Method: Forty-three participants (M age = 68.5 (SD = 11.3), 26 males), with idiopathic PD stages 2 - 3 (Hoehn & Yahr scale) completed two cognitive tasks (Auditory Switch Task and N-back task), at baseline, and after 12 weeks of multimodal exercise training. Global switch costs (ms) and response accuracy (% correct responses) were calculated for the switch task, and response time (RT) (ms), and accuracy (% correct responses) for the N-back task. The participants were divided into two training frequency groups: a) a high – frequency: 4 – 5 times each week (N = 23, M age = 68.6 (SD = 5.8), 16 males), and b) a low – frequency: 3 times or less each week (N = 20, M age= 67.6 (SD = 4.5), 10 males).

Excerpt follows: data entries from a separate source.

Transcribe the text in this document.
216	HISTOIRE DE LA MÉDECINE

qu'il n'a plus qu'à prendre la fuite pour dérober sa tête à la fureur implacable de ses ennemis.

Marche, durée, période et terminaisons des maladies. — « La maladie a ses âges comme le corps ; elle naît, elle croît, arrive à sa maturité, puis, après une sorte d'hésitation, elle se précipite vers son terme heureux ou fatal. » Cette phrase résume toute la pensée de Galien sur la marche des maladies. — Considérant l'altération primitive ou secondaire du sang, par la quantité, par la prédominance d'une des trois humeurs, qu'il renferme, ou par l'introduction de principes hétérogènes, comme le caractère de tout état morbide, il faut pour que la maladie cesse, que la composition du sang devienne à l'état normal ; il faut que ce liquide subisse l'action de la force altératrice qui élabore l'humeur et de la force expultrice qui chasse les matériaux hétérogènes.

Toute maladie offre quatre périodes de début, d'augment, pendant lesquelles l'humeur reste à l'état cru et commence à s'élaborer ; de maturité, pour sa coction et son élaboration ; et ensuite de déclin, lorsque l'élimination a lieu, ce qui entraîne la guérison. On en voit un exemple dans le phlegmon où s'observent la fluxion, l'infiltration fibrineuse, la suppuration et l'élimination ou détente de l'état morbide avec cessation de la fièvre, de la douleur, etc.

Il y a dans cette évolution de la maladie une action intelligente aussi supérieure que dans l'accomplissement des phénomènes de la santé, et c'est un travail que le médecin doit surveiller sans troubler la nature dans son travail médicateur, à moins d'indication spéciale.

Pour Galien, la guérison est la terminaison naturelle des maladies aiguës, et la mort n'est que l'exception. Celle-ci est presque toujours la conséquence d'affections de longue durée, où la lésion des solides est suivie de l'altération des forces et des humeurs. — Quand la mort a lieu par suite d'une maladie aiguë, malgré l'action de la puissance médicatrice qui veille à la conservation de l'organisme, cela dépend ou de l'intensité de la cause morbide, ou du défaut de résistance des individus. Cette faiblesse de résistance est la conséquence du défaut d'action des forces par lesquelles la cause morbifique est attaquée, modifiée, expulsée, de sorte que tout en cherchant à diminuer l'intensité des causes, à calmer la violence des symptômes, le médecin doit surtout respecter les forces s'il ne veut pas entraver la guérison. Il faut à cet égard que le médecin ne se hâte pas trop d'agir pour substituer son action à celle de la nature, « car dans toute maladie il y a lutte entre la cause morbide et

Analysis/Results: Although both frequency groups improved global switch costs and N-back RT, the high - frequency group displayed greater gains than the low - frequency group. Mixed factorial ANOVA revealed a significant interaction between time and exercise – frequency for global switch costs (F (1, 41) = 5.53, p ˂ .05., partial eta squared = 0.09), and N-back RT (F (1, 41) = 14.96, p ˂ .001, partial eta squared = 0.26), and significant main effects of time for global switch costs accuracy (F (1, 41) = 5.08, p ˂ .05, partial eta squared = 0.11, and N – back accuracy (F (1, 41 = 17.37, p˂ .001, partial eta squared = 0.29).
Conclusions:
The results of the study suggest that high frequency of multimodal exercise is beneficial for WM and cognitive flexibility in individuals with PD and could be an important component in preserving executive functioning in this population.